Gold is trading in the green again after a minor drop and after temporary indecision. It is trading at $1,732 level and it seems determined to climb higher in the short term. The price is located in the buyer’s territory, it has taken out a strong dynamic resistance signaling further growth.
Gold is bullish and it will remain bullish as the global risk is high, at this moment, nobody knows how deep the economic crisis caused by COVID-19 will be. The yellow metal has decreased a little in the short term, only because the sentiment was positive after a while.
Gold has come back to test and retest the broken upper median line (UML) of the minor descending pitchfork, you can see that the price has failed to close below this dynamic support (resistance has turned into support) and now is fighting to stabilize above the R1 ($1,729) level.
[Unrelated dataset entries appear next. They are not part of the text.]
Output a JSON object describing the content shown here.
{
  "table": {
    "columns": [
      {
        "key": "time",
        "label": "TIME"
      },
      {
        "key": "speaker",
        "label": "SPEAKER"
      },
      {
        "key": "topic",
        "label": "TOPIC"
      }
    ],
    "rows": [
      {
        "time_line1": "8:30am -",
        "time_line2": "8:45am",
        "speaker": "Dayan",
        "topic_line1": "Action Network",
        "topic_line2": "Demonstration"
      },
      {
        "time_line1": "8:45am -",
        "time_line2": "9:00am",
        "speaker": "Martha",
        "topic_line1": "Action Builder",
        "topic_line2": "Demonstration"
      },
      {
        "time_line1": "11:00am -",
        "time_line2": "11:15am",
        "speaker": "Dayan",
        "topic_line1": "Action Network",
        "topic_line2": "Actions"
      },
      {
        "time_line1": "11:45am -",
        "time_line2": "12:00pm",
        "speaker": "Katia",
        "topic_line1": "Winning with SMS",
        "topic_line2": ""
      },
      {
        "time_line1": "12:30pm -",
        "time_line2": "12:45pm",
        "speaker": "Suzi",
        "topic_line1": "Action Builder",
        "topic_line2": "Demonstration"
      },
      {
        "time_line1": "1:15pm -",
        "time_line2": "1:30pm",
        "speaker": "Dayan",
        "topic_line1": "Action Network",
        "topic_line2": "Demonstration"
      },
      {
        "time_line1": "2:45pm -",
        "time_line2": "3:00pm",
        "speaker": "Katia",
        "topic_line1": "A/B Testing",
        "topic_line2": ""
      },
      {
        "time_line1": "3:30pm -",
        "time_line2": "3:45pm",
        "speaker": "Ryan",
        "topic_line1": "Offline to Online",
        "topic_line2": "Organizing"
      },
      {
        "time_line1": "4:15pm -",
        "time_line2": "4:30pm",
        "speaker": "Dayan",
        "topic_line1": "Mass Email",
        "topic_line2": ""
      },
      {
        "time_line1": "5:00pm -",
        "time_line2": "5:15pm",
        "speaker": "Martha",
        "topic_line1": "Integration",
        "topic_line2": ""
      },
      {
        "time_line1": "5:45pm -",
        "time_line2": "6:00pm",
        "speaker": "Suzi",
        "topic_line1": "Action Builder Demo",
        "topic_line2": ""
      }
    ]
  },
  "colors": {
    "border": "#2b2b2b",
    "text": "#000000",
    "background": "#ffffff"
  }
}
The price was trapped within a down channel, between the median line (ML) and the upper median line (UML), the upside breakout signals a further increase. Still, I would like to see another higher high, an increase above the $1,744 level, to be certain that the breakout is valid and that the gold price will jump towards fresh new highs.
A further increase could be invalidated only if the price will drop and stabilize below the R1 ($1,729) and most important below the upper median line (UML). So, if the breakout is invalidated, the yellow metal could drop at least till the $1,700 psychological level.
- GOLD TRADING TIPS
We’ll have a great long opportunity if the gold price makes another higher high. If it closes above the $1,744 level, the next targets are seen at the R2 ($1,774), and higher at the $1,800 level, right below the R3 ($1,804) level.
A short opportunity could arise if the price drops below the $1,721 former low and if it stabilizes below the upper median line (UML), this scenario will signal a drop towards the $1,700 – $1,1693, or lower towards the $1666 static support. This scenario is less likely to happen if the USD stays lower.